Federal Reserve chair Jerome Powell surprised investors on Wednesday with slightly more hawkish than expected comments, as the bank decided to stand firm on its expected decision to raise interest rates and proceed with gradual hikes next year.

While policymakers lowered projections for rate hikes in 2019 to two from three, Powell indicated little acknowledgment of falling inflation forecasts, stressing the strength of the economy. During a press conference following the announcement, he dismissed recent stock market weakness as “a little bit of volatility.”

Beyond US stocks, the more hawkish than expected Fed also has implications for emerging markets, with central banks forced to contend with a stronger dollar.

While China has allowed the yuan to slide in response to US tariffs, Beijing must balance trade considerations with the need to provide monetary stimulus as the domestic economy slows.

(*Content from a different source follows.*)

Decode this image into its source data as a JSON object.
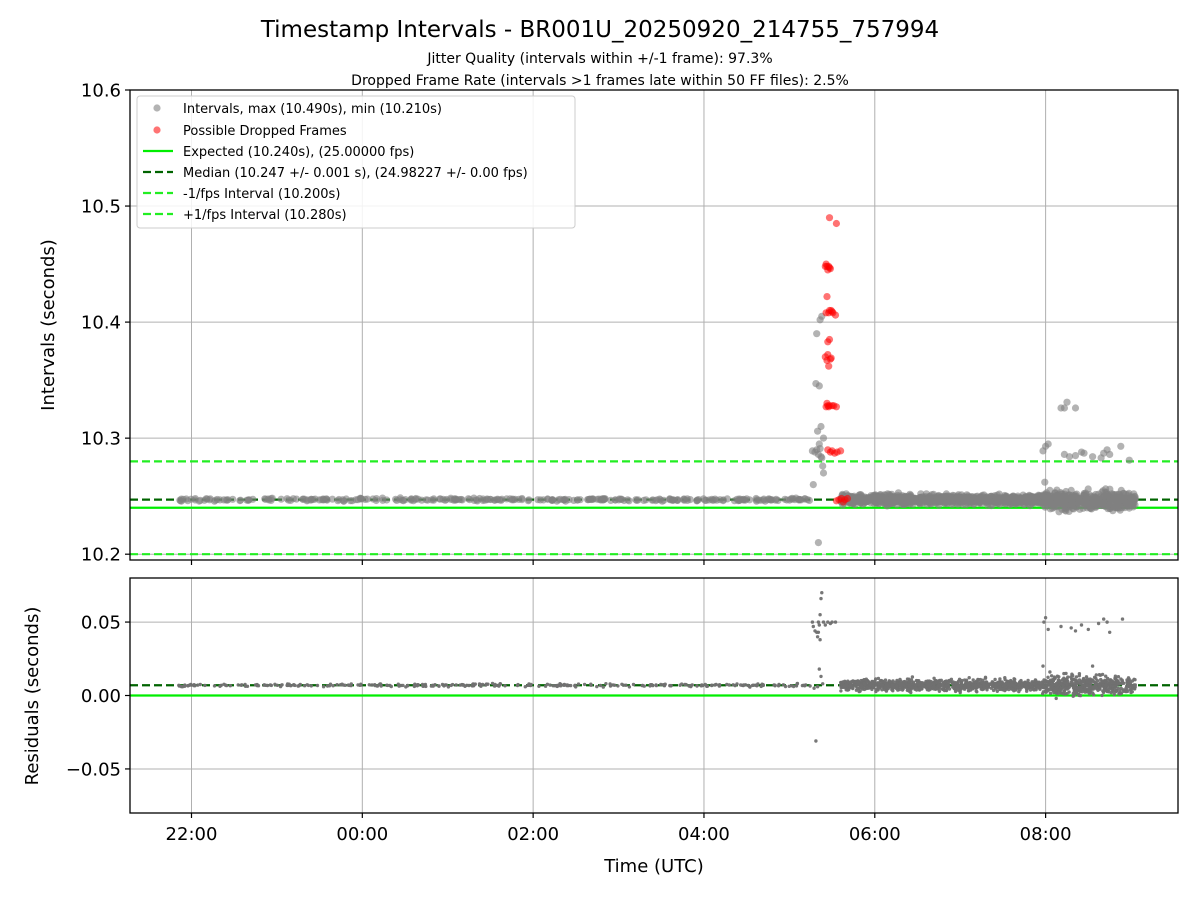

If the US were to delay interest rate hikes, that gives China more flexibility in monetary policy. Lower long-term rates would help support the housing market and the rest of the economy.

RMB weakens

Stimulus policies unveiled

China’s central bank unveiled several policy changes on Wednesday aimed at injecting liquidity into the economy.

These include a new lending facility to encourage lending to small businesses, Chinese state media reported. Large commercial banks, joint-stock banks and commercial banks in major cities which demonstrate support for the real economy will be allowed to apply for the targeted medium-term lending facility.

Also on Wednesday, the central bank announced 180 billion yuan in reverse repos via interest rate tenders. The move was designed to “offset the impact of factors including the tax period, government bond issuance deposits and the payment of statutory reserves by financial institutions, in order to keep banking system liquidity rationally ample,” the central bank said.

In addition to monetary stimulus measures, China is relaxing housing market regulations, with a small fourth-tier city becoming the first location to lift a rule prohibiting the sale of houses within two years of purchase, Caixin reported.

China’s top economic planner on Wednesday also approved massive urban rail projects in two large eastern cities, in a reversal of efforts to restrict such projects and to reduce local government debt.

The new projects include six new subway lines for Shanghai, costing 300 billion yuan, as well as an expansion of rail lines in nearby Hangzhou to the sum of 14 billion yuan, China’s National Development and Reform Commission said.